On the way home just after sunset, the sky was that dark blue just this side of black, and a crescent moon hung high up. Venus (I think) had risen and shone by itself because the stars hadn't shown up yet. One of my earliest memories is riding in the back of my parents' car on the way to somewhere, staring at the sky and the constant swoop of telephone lines across it. It can still put me in a trance.


***

I had a really wonderful visit, though it's strange that Texas has become just another place to me. It was more like a vacation and less like a trip home than it's ever been, even though we were asked a lot if we were ever moving back. I don't think so; I mean, I know something might force us to, but short of that, we will probably end up somewhere else. Texas is a pretty place when it wants to be, and I like the big sky and the solitude, but it's just too far away from everything we're entangled with; our careers, our politics, our lifestyle. It's a good life for a lot of people, but it's not where we need to be.

Another interesting thing about my visit was that my relationships to my family have changed a bit. Mostly due to my letting them know about this website, actually. (hey, how's it going guys?) Since I'm pretty upfront about my political views on my site, and they aren't the same as those of many in my family, I got asked a lot of questions. We're not a confrontational bunch, so a heated political discussion was kind of a novelty for me, but I think I held my own. And I learned a lot about what they thought, which I'm still mulling over. Actually, I've been trying to write a Crab Apple piece about my politics and how I came to them, but I've had trouble getting it all down into a coherent argument. Still working on that. But this week may have helped me clarify some things to myself.

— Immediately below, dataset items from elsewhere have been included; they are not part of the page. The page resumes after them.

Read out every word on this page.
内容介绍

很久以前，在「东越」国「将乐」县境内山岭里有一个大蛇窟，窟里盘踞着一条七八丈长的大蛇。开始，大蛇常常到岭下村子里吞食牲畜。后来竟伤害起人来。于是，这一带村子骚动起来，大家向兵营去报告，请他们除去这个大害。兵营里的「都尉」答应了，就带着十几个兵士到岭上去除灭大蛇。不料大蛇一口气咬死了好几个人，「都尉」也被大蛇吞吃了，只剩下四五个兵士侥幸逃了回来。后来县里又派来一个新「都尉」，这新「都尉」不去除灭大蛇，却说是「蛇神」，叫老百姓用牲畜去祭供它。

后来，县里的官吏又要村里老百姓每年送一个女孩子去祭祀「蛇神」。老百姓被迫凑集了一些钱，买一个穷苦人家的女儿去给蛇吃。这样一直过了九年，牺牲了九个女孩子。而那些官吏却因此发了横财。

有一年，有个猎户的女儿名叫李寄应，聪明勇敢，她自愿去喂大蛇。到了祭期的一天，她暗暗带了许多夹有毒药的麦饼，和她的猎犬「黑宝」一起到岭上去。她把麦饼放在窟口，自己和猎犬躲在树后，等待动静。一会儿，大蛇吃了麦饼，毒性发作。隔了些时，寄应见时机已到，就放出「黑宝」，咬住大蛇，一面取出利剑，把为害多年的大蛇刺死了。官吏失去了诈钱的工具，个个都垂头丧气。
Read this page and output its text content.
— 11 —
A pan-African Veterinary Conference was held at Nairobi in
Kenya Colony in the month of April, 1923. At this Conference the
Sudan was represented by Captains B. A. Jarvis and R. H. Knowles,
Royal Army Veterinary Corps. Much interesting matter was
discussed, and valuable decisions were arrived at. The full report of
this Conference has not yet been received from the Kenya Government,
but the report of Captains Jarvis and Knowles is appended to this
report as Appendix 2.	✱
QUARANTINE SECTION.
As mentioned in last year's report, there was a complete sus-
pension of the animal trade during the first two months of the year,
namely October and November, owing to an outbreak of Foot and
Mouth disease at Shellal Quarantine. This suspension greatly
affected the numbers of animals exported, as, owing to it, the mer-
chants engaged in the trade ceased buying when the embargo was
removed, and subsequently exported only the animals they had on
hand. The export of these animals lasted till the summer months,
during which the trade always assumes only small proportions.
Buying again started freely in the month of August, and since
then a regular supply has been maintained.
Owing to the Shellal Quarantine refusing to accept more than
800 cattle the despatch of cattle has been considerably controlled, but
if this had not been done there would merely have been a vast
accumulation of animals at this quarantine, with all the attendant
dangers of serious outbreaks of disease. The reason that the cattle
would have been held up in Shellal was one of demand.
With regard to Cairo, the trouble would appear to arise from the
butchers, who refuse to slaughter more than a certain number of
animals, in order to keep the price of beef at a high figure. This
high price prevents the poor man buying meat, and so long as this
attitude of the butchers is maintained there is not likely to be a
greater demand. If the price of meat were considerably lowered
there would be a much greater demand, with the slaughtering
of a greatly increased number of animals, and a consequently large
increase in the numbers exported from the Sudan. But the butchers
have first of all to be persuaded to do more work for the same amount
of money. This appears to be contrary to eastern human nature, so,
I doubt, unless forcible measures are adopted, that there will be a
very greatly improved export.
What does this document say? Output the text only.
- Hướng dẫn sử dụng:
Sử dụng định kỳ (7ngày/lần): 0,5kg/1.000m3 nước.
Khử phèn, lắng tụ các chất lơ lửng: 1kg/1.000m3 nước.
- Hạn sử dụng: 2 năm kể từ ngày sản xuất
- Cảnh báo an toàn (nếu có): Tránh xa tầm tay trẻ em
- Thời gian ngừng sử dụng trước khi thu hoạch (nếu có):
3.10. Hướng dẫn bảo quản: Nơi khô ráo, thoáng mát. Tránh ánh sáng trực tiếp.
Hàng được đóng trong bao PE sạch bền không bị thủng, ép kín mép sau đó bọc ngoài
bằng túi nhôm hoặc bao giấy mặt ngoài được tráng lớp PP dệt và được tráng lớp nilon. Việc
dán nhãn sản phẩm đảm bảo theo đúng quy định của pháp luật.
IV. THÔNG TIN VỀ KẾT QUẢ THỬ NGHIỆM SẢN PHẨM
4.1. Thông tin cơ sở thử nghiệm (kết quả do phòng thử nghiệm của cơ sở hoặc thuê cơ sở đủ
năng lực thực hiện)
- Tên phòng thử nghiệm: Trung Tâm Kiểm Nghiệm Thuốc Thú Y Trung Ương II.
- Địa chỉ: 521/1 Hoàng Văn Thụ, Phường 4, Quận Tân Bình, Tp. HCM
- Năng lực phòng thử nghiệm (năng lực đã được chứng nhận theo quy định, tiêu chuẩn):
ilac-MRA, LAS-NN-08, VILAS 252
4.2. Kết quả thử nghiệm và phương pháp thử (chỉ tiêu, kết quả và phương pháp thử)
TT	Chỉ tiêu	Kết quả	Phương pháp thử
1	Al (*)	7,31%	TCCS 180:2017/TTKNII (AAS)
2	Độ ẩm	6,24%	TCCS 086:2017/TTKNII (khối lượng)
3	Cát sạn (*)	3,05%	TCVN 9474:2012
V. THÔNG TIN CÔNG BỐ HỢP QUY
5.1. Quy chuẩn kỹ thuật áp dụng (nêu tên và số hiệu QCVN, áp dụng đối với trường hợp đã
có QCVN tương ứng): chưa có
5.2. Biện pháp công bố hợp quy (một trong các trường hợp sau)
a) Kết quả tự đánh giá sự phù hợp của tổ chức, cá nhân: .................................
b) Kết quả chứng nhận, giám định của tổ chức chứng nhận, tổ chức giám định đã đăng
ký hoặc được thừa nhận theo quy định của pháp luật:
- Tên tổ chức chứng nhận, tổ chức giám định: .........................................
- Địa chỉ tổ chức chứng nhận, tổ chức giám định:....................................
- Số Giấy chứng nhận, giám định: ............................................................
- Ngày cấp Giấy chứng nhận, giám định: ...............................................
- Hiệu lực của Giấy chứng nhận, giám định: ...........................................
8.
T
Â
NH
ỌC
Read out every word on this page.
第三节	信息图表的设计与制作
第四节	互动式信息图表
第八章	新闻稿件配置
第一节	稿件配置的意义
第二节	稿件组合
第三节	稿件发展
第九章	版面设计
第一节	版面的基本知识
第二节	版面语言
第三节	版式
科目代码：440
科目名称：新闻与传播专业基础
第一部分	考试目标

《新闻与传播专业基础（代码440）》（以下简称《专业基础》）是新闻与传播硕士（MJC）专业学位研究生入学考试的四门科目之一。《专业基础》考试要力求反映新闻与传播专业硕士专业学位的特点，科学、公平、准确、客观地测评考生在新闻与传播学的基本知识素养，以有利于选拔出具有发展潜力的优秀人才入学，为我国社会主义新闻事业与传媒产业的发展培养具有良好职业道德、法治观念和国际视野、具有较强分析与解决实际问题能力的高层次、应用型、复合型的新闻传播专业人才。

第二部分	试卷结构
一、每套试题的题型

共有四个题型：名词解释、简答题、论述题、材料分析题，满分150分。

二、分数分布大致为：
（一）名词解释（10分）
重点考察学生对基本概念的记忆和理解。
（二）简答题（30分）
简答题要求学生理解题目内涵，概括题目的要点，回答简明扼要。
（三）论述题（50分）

I think some similar sort of clarity happened for Matt, or at least for his friends and supporters. He did his first show over vacation, and it was a wholly different animal from anything he'd done before. Much more personal, and much more honest, and much more just plain weird, which is why I think it's the best thing he's done so far. Those in the audience who didn't know him may have been taken aback, but even those who did were surprised at what he came up with. Not that it's really that freaky a show, just not three or four guys with instruments jamming onstage. There were rough spots, but those can be fixed, and I think the basic show itself is just incredibly strong.

Back in his old band days, I remember there always being a feeling that he wasn't at home onstage. Even though his band was good and the material melodic and everything, it never seemed to all come together somehow, never seemed to catch fire.

I honestly don't know if this version of his music will catch fire with listeners either, but it has an energy and a personality that his earlier stuff didn't. That lets me know he's moving in the right direction, even though I have no idea where his sound will end up. It's an exciting process to watch.

****

So now I find myself at an equally exciting and intimidating place; a place where there are no more excuses. I left Texas, got out of my crappy and soul-sucking jobs, and now I have a computer that is mine alone. There is no more reason not to write the books that have been on the back burner. Gulp.

Actually, I'm not all that scared. I've seen all the Law & Order reruns I need to anyway. I'm ready for a more productive year. I'm ready for the next step.